I should know. I tried doing that a while back, quite successfully if I may say. My technique? I wrote about Apple stuff. And I didn’t exactly write baseless material. A good number of my posts were pretty useful, I think. But the fact that the articles were about Apple touched on the passions of the Apple-loving crowd, who probably thought the articles were news- or share-worthy. So they DUGG away, resulting to a ton of traffic and linkage in the process.
However, I wouldn’t say that everything on the DIGG homepage is borne from linkbait articles or blog posts. I still believe, to some extent, in the democratic aspect of DIGG. True, it can be easily gamed (something I’ve also tried to experiment with one time or another). And there’s the mob mentality. But ultimately, a good majority of content there is found to be useful by the DIGG crowd one way or another. Arguably, this is not a representative sample of the general Internet-using population (as most DIGGers are from the geek crowd), but still they fulfill one purpose of DIGG, which is to determine what’s important to the crowd that uses it.
Also, not all articles with catchy headlines are linkbait. And not all popularly linked-to articles are borne from linkbait. There are the truly useful articles that people get to publish. Some bloggers are even natural at getting linked to–these are usually the A-listers who have large followings. It gets to be question of circularity. Are you linked to because you’re popular? Or are you popular because a lot of people link to you?

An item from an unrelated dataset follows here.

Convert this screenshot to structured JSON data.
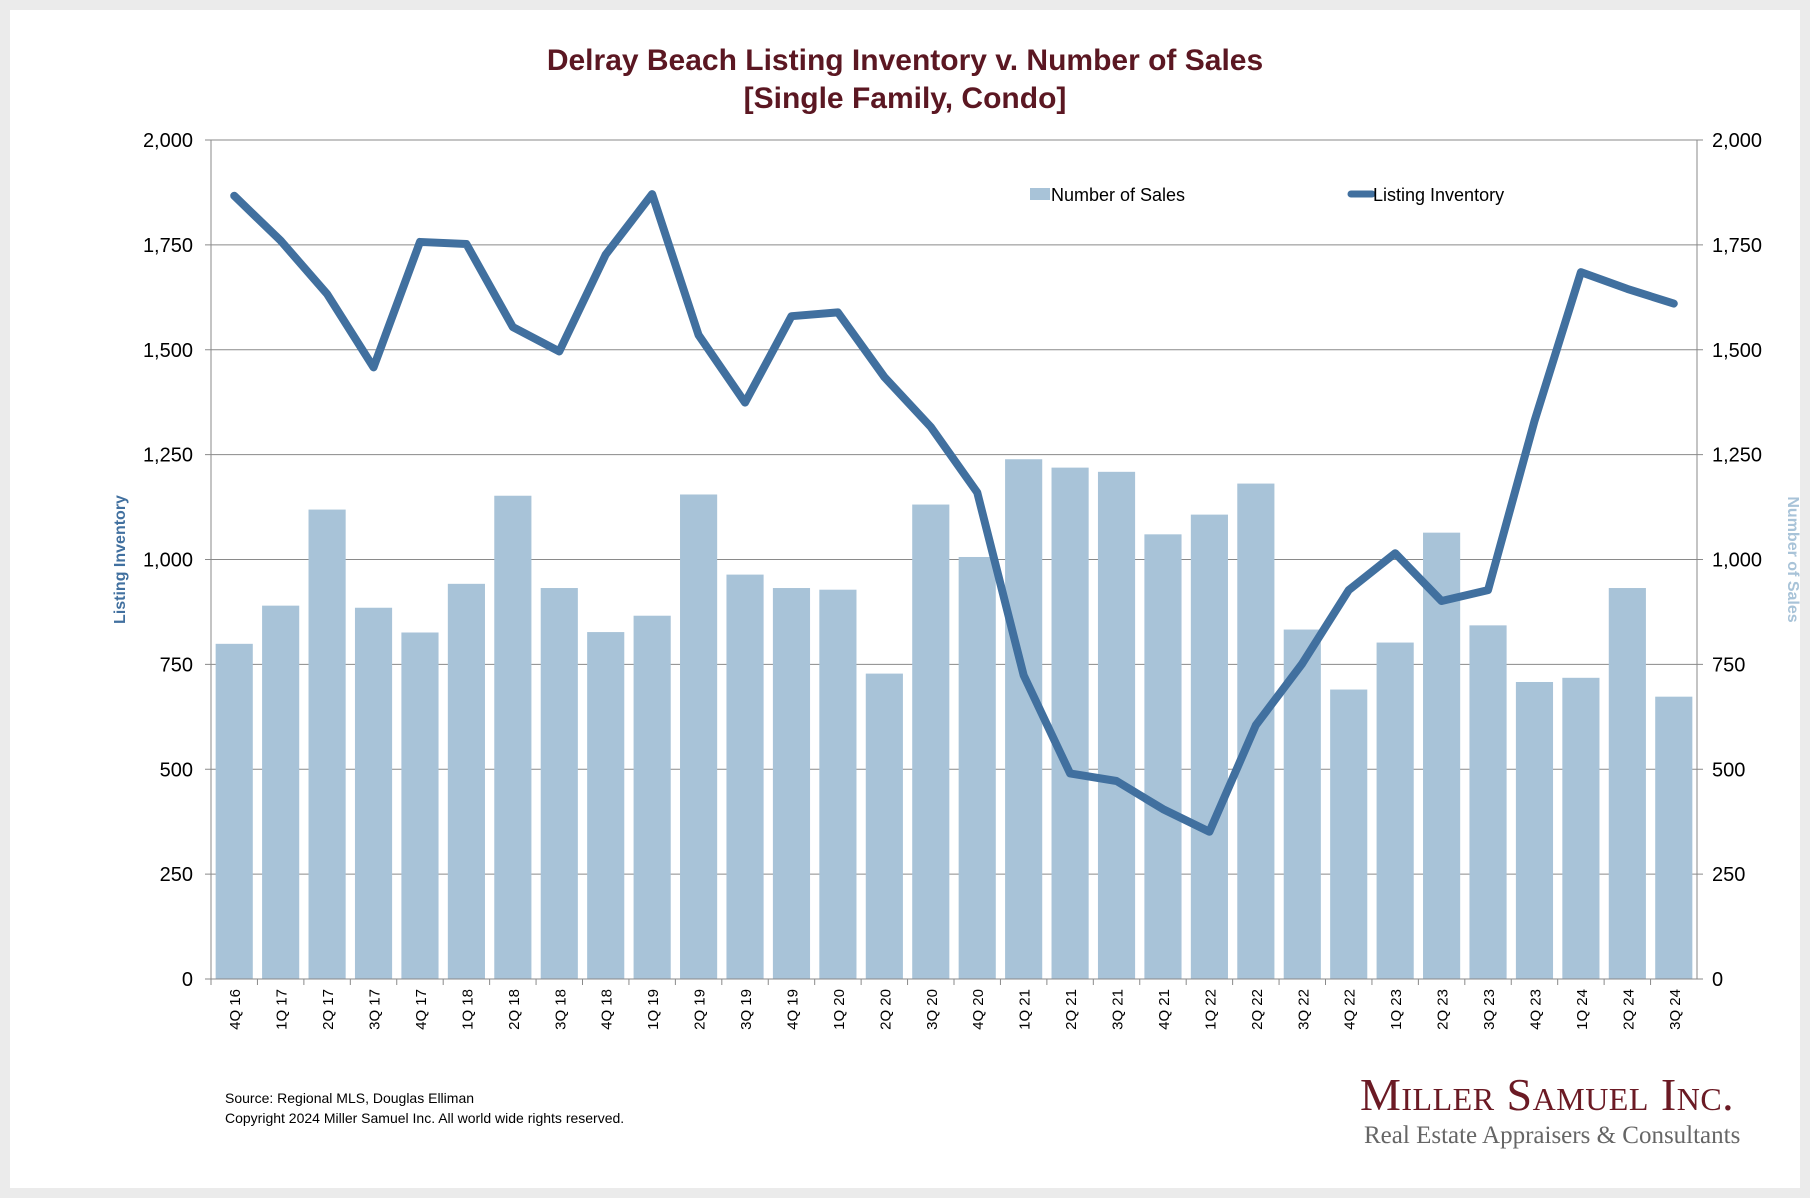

So what is linkbait? What is not? This is probably more difficult to define than the made-for-adsense sites that everybody loves to hate. I would tend to agree with how The Sheriff at Jack of All Blogs sees it.
There’s nothing wrong with publishing something really useful and having people link to your work. You’re doing a service to the community, after all. But if all you’re doing is some sensationalizing, with having a lot of people linking to you as the primary intention and motivation, then hold up, dude. There’s something wrong with your reasoning. And this is one of the pitfalls of social media, and a drawback of social bookmarking and social news sites.
If you’re writing material with the intention of sharing information, helping out other people, and you get a ton of links in the process, then good for you. But if your primary motivation is the linklove, then somehow your intentions are questionable.
Then again, it’s still difficult to know what is linkbait and what is not. But if you’re looking at blogs, you’ll probably see a pattern. If all that a blog publishes is sensationalized or baseless material, usually banking on the current popular topics, then that’s linkbait. More so if it’s mostly rumor-mongering, and if it capitalizes on human passions and emotions (love for Apple, hatred for Windows, or even organizational/political affiliations!).
Made-for-AdSense blogs and sites that pollute search engine reults pages are the problem of Google, Yahoo!, MSN, et al. Linkbait, though, is a problem bloggers have to face. It’s best to do research, check facts and think critically.
Just make sure you think twice before you link! For all you know, you might have bit the bait, and you’re in for it hook line and sinker.